- Paulshof Paulshof
- Coordinates: 26°02′00″S 28°02′49″E﻿ / ﻿26.03346°S 28.04701°E
- Country: South Africa
- Province: Gauteng
- Municipality: City of Johannesburg
- Main Place: Sandton

Area
- • Total: 4.48 km^{2} (1.73 sq mi)

Population (2011)
- • Total: 9,866
- • Density: 2,200/km^{2} (5,700/sq mi)

Racial makeup (2011)
- • Black African: 28.1%
- • Coloured: 3.1%
- • Indian/Asian: 15.3%
- • White: 51.9%
- • Other: 1.6%

First languages (2011)
- • English: 66.2%
- • Afrikaans: 11.1%
- • Zulu: 4.2%
- • Sotho: 3.1%
- • Other: 15.4%
- Time zone: UTC+2 (SAST)
- Postal code (street): 2191
- PO box: 2056

= Paulshof =

Paulshof is a suburb of Sandton, South Africa. It is located in Region A of the City of Johannesburg Metropolitan Municipality.

The village of Paulshof is bounded by the Western Bypass on the South, Leeuwkop Estate on the North, Sunninghill on the East and Lone Hill on the West.

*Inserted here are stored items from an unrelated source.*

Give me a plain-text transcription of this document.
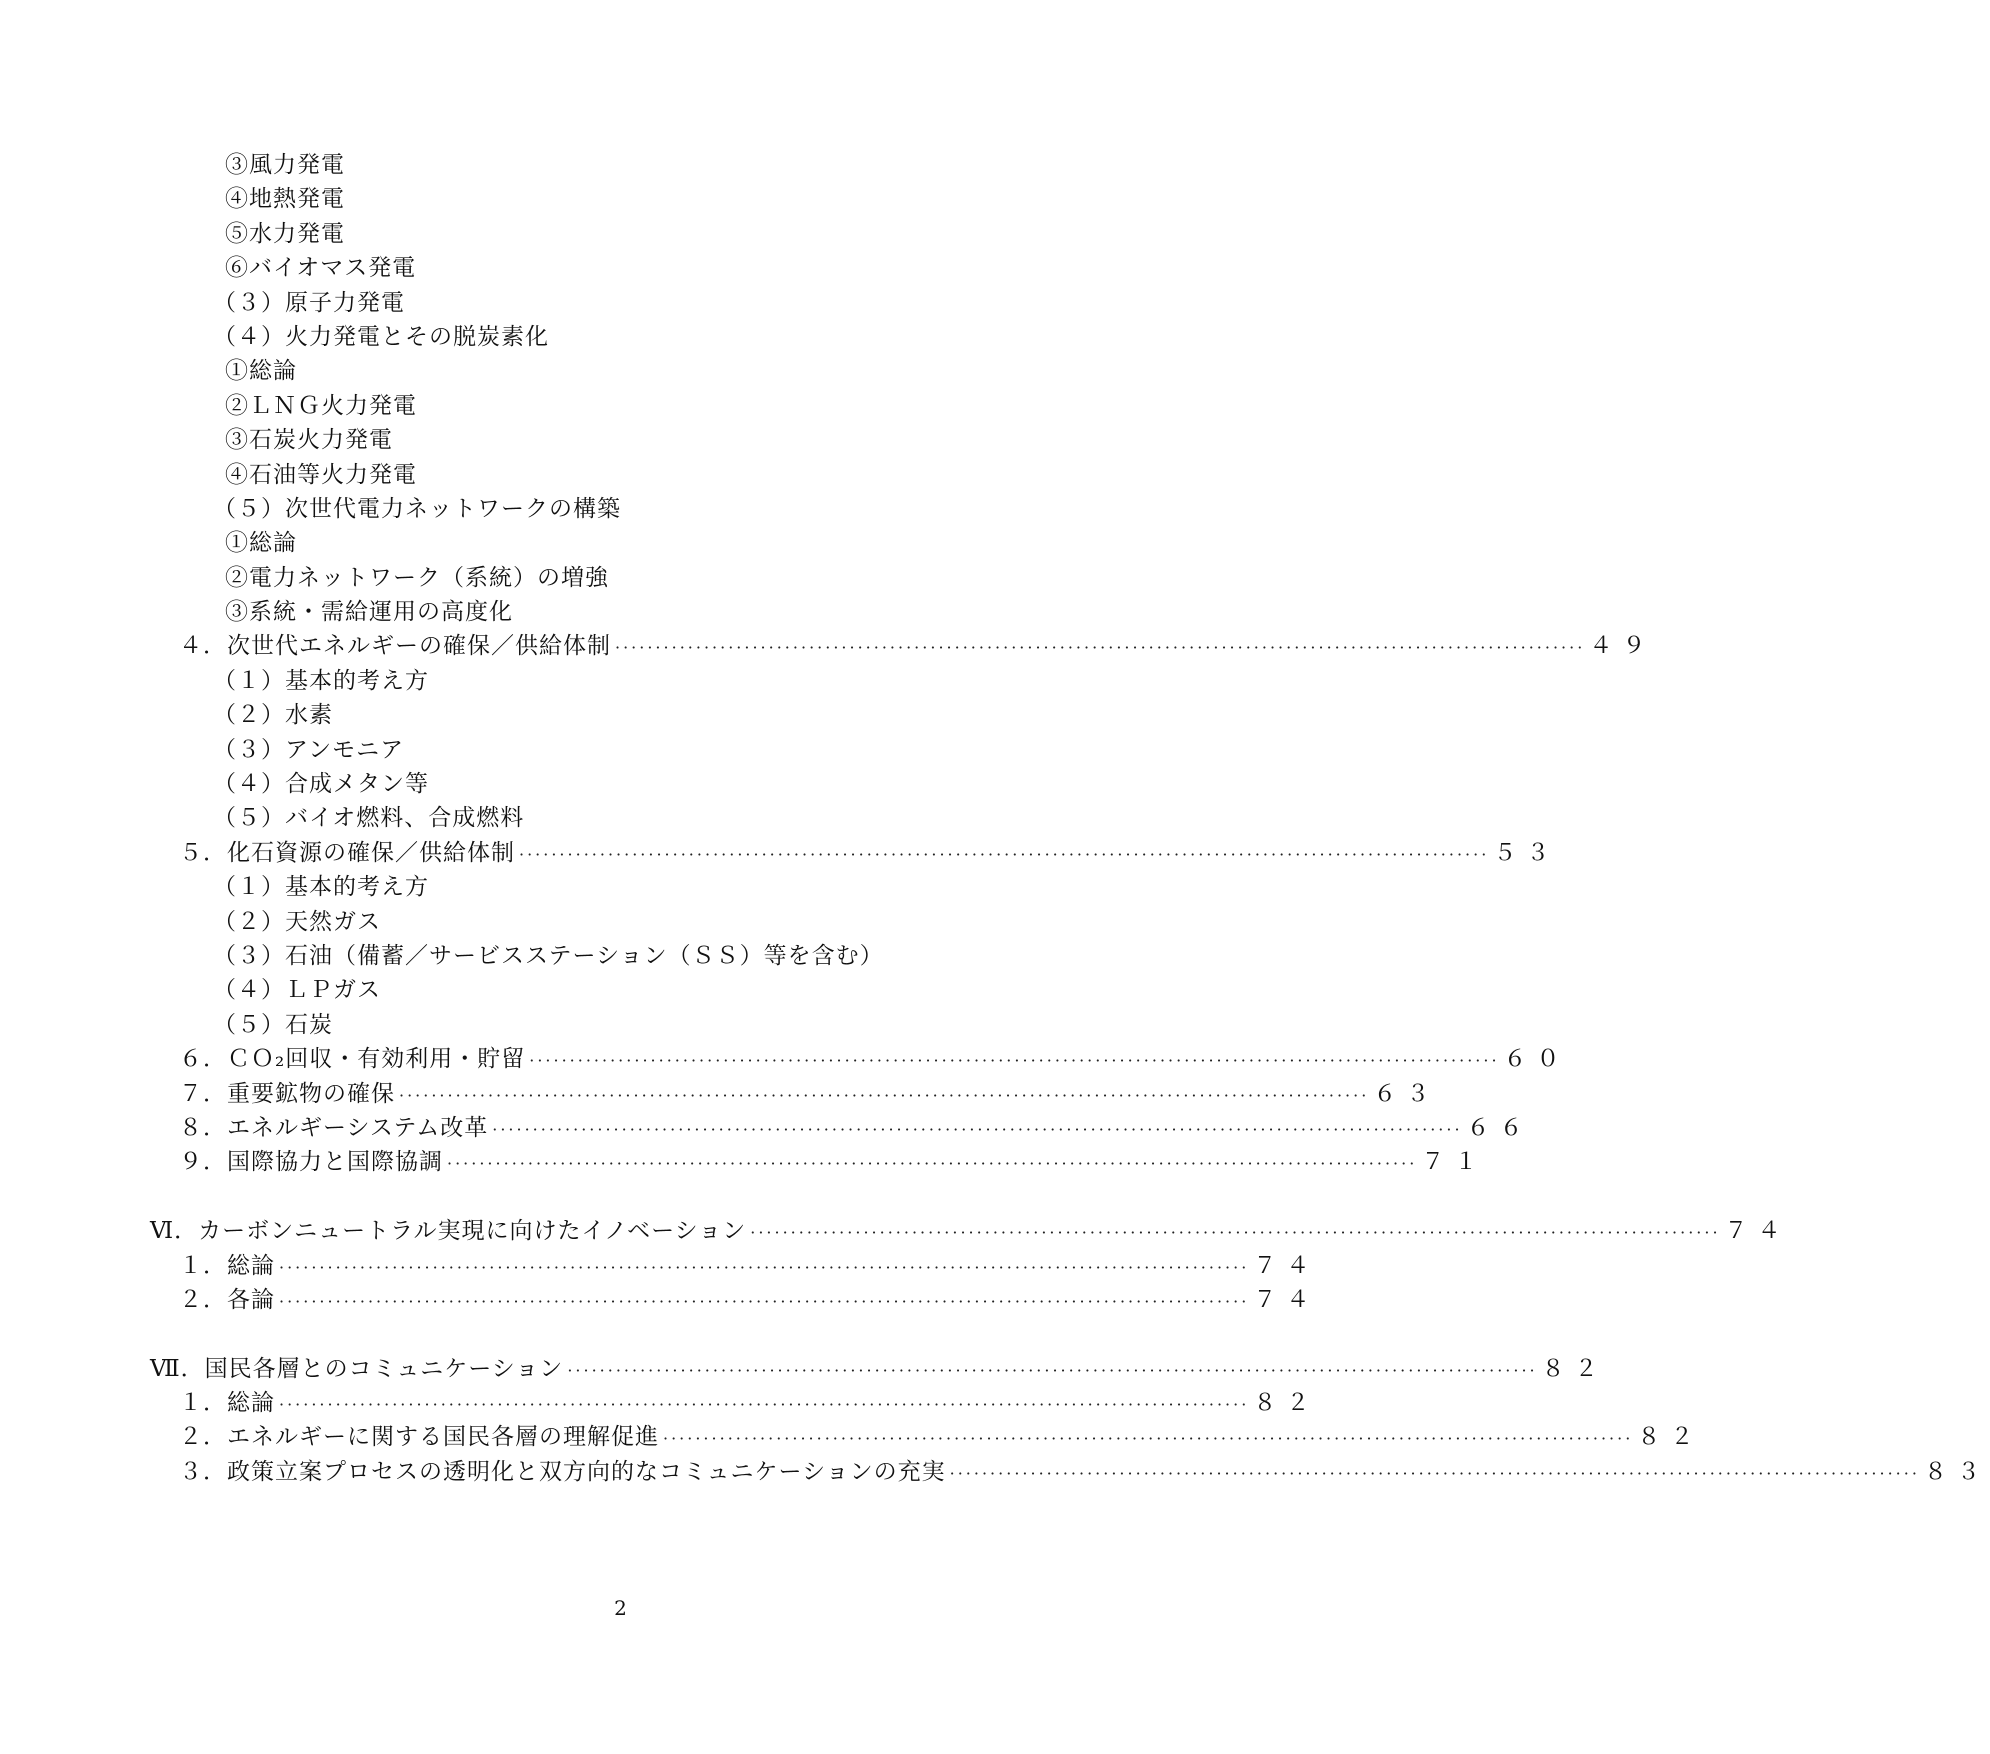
③風力発電
④地熱発電
⑤水力発電
⑥バイオマス発電
（３）原子力発電
（４）火力発電とその脱炭素化
①総論
②ＬＮＧ火力発電
③石炭火力発電
④石油等火力発電
（５）次世代電力ネットワークの構築
①総論
②電力ネットワーク（系統）の増強
③系統・需給運用の高度化
４．次世代エネルギーの確保／供給体制 ························································································································ ４９
（１）基本的考え方
（２）水素
（３）アンモニア
（４）合成メタン等
（５）バイオ燃料、合成燃料
５．化石資源の確保／供給体制 ························································································································ ５３
（１）基本的考え方
（２）天然ガス
（３）石油（備蓄／サービスステーション（ＳＳ）等を含む）
（４）ＬＰガス
（５）石炭
６．ＣＯ₂回収・有効利用・貯留 ························································································································ ６０
７．重要鉱物の確保 ························································································································ ６３
８．エネルギーシステム改革 ························································································································ ６６
９．国際協力と国際協調 ························································································································ ７１
Ⅵ．カーボンニュートラル実現に向けたイノベーション ························································································································ ７４
１．総論 ························································································································ ７４
２．各論 ························································································································ ７４
Ⅶ．国民各層とのコミュニケーション ························································································································ ８２
１．総論 ························································································································ ８２
２．エネルギーに関する国民各層の理解促進 ························································································································ ８２
３．政策立案プロセスの透明化と双方向的なコミュニケーションの充実 ························································································································ ８３
2
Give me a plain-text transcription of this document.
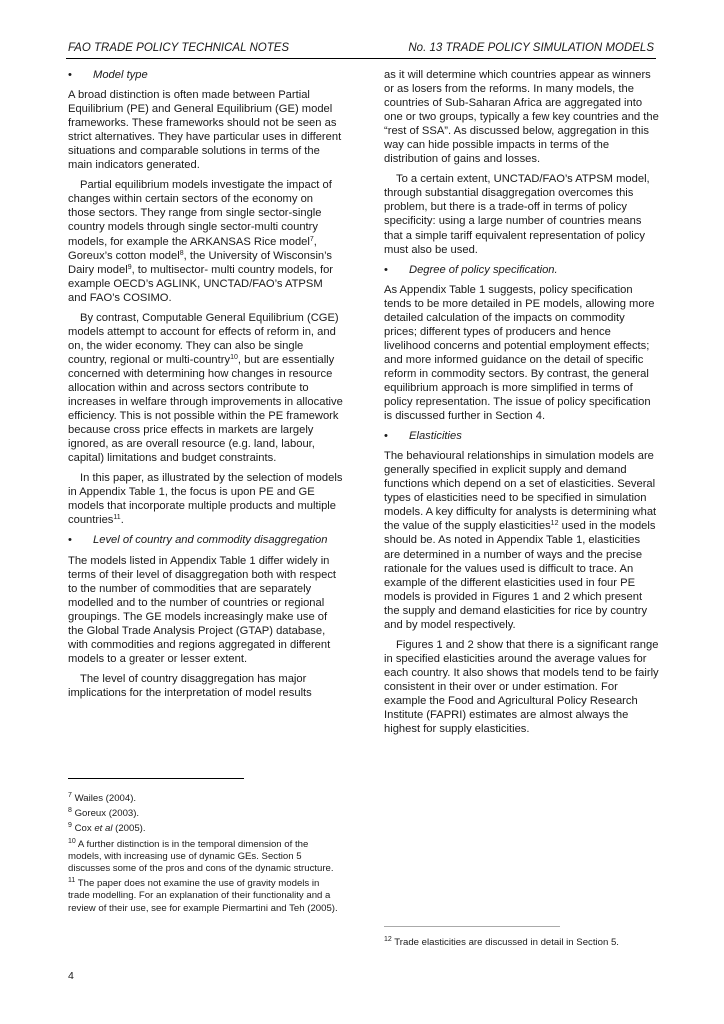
FAO TRADE POLICY TECHNICAL NOTES	No. 13 TRADE POLICY SIMULATION MODELS
• Model type

A broad distinction is often made between Partial Equilibrium (PE) and General Equilibrium (GE) model frameworks. These frameworks should not be seen as strict alternatives. They have particular uses in different situations and comparable solutions in terms of the main indicators generated.

Partial equilibrium models investigate the impact of changes within certain sectors of the economy on those sectors. They range from single sector-single country models through single sector-multi country models, for example the ARKANSAS Rice model$^7$, Goreux’s cotton model$^8$, the University of Wisconsin’s Dairy model$^9$, to multisector- multi country models, for example OECD’s AGLINK, UNCTAD/FAO’s ATPSM and FAO’s COSIMO.

By contrast, Computable General Equilibrium (CGE) models attempt to account for effects of reform in, and on, the wider economy. They can also be single country, regional or multi-country$^{10}$, but are essentially concerned with determining how changes in resource allocation within and across sectors contribute to increases in welfare through improvements in allocative efficiency. This is not possible within the PE framework because cross price effects in markets are largely ignored, as are overall resource (e.g. land, labour, capital) limitations and budget constraints.

In this paper, as illustrated by the selection of models in Appendix Table 1, the focus is upon PE and GE models that incorporate multiple products and multiple countries$^{11}$.

• Level of country and commodity disaggregation

The models listed in Appendix Table 1 differ widely in terms of their level of disaggregation both with respect to the number of commodities that are separately modelled and to the number of countries or regional groupings. The GE models increasingly make use of the Global Trade Analysis Project (GTAP) database, with commodities and regions aggregated in different models to a greater or lesser extent.

The level of country disaggregation has major implications for the interpretation of model results

as it will determine which countries appear as winners or as losers from the reforms. In many models, the countries of Sub-Saharan Africa are aggregated into one or two groups, typically a few key countries and the “rest of SSA”. As discussed below, aggregation in this way can hide possible impacts in terms of the distribution of gains and losses.

To a certain extent, UNCTAD/FAO’s ATPSM model, through substantial disaggregation overcomes this problem, but there is a trade-off in terms of policy specificity: using a large number of countries means that a simple tariff equivalent representation of policy must also be used.

• Degree of policy specification.

As Appendix Table 1 suggests, policy specification tends to be more detailed in PE models, allowing more detailed calculation of the impacts on commodity prices; different types of producers and hence livelihood concerns and potential employment effects; and more informed guidance on the detail of specific reform in commodity sectors. By contrast, the general equilibrium approach is more simplified in terms of policy representation. The issue of policy specification is discussed further in Section 4.

• Elasticities

The behavioural relationships in simulation models are generally specified in explicit supply and demand functions which depend on a set of elasticities. Several types of elasticities need to be specified in simulation models. A key difficulty for analysts is determining what the value of the supply elasticities$^{12}$ used in the models should be. As noted in Appendix Table 1, elasticities are determined in a number of ways and the precise rationale for the values used is difficult to trace. An example of the different elasticities used in four PE models is provided in Figures 1 and 2 which present the supply and demand elasticities for rice by country and by model respectively.

Figures 1 and 2 show that there is a significant range in specified elasticities around the average values for each country. It also shows that models tend to be fairly consistent in their over or under estimation. For example the Food and Agricultural Policy Research Institute (FAPRI) estimates are almost always the highest for supply elasticities.

$^7$ Wailes (2004).

$^8$ Goreux (2003).

$^9$ Cox et al (2005).

$^{10}$ A further distinction is in the temporal dimension of the models, with increasing use of dynamic GEs. Section 5 discusses some of the pros and cons of the dynamic structure.

$^{11}$ The paper does not examine the use of gravity models in trade modelling. For an explanation of their functionality and a review of their use, see for example Piermartini and Teh (2005).

$^{12}$ Trade elasticities are discussed in detail in Section 5.
4
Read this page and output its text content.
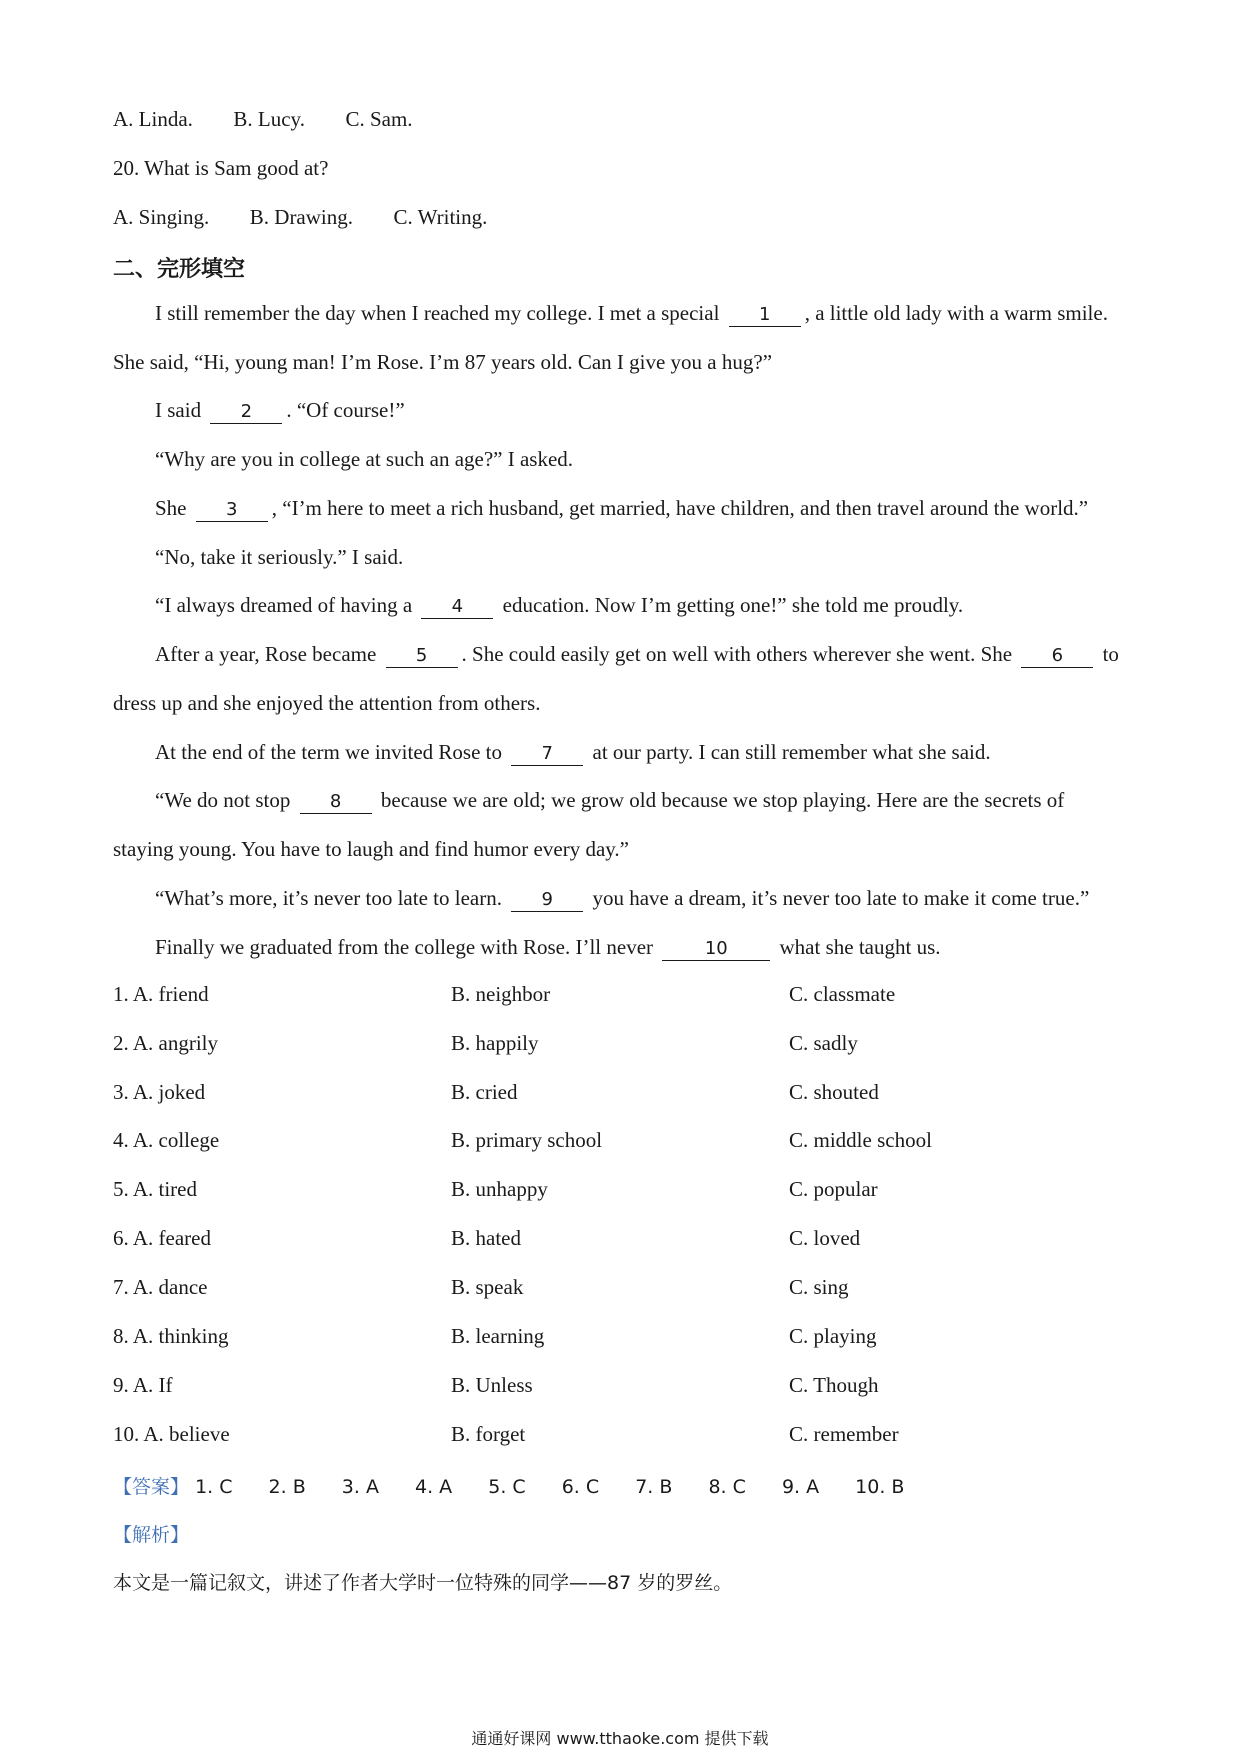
A. Linda. B. Lucy. C. Sam.
20. What is Sam good at?
A. Singing. B. Drawing. C. Writing.
二、完形填空
I still remember the day when I reached my college. I met a special 1 , a little old lady with a warm smile.
She said, “Hi, young man! I’m Rose. I’m 87 years old. Can I give you a hug?”
I said 2 . “Of course!”
“Why are you in college at such an age?” I asked.
She 3 , “I’m here to meet a rich husband, get married, have children, and then travel around the world.”
“No, take it seriously.” I said.
“I always dreamed of having a 4 education. Now I’m getting one!” she told me proudly.
After a year, Rose became 5 . She could easily get on well with others wherever she went. She 6 to
dress up and she enjoyed the attention from others.
At the end of the term we invited Rose to 7 at our party. I can still remember what she said.
“We do not stop 8 because we are old; we grow old because we stop playing. Here are the secrets of
staying young. You have to laugh and find humor every day.”
“What’s more, it’s never too late to learn. 9 you have a dream, it’s never too late to make it come true.”
Finally we graduated from the college with Rose. I’ll never	10 what she taught us.
1. A. friend	B. neighbor	C. classmate
2. A. angrily	B. happily	C. sadly
3. A. joked	B. cried	C. shouted
4. A. college	B. primary school	C. middle school
5. A. tired	B. unhappy	C. popular
6. A. feared	B. hated	C. loved
7. A. dance	B. speak	C. sing
8. A. thinking	B. learning	C. playing
9. A. If	B. Unless	C. Though
10. A. believe	B. forget	C. remember
【答案】 1. C 2. B 3. A 4. A 5. C 6. C 7. B 8. C 9. A 10. B
【解析】
本文是一篇记叙文，讲述了作者大学时一位特殊的同学——87 岁的罗丝。
通通好课网 www.tthaoke.com 提供下载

Paulshof is known as the "Garden Village of the North" by locals due to its proximity to green spaces such as the Rietfontein Nature Reserve.

Places of interest in the suburb include:
Cambridge Crossing Shopping Centre, Reitfontein Nature reserve, the German Country Club, St Peters school, the Rivonia Recreation & Sports Club and Nova Pioneer School Campus.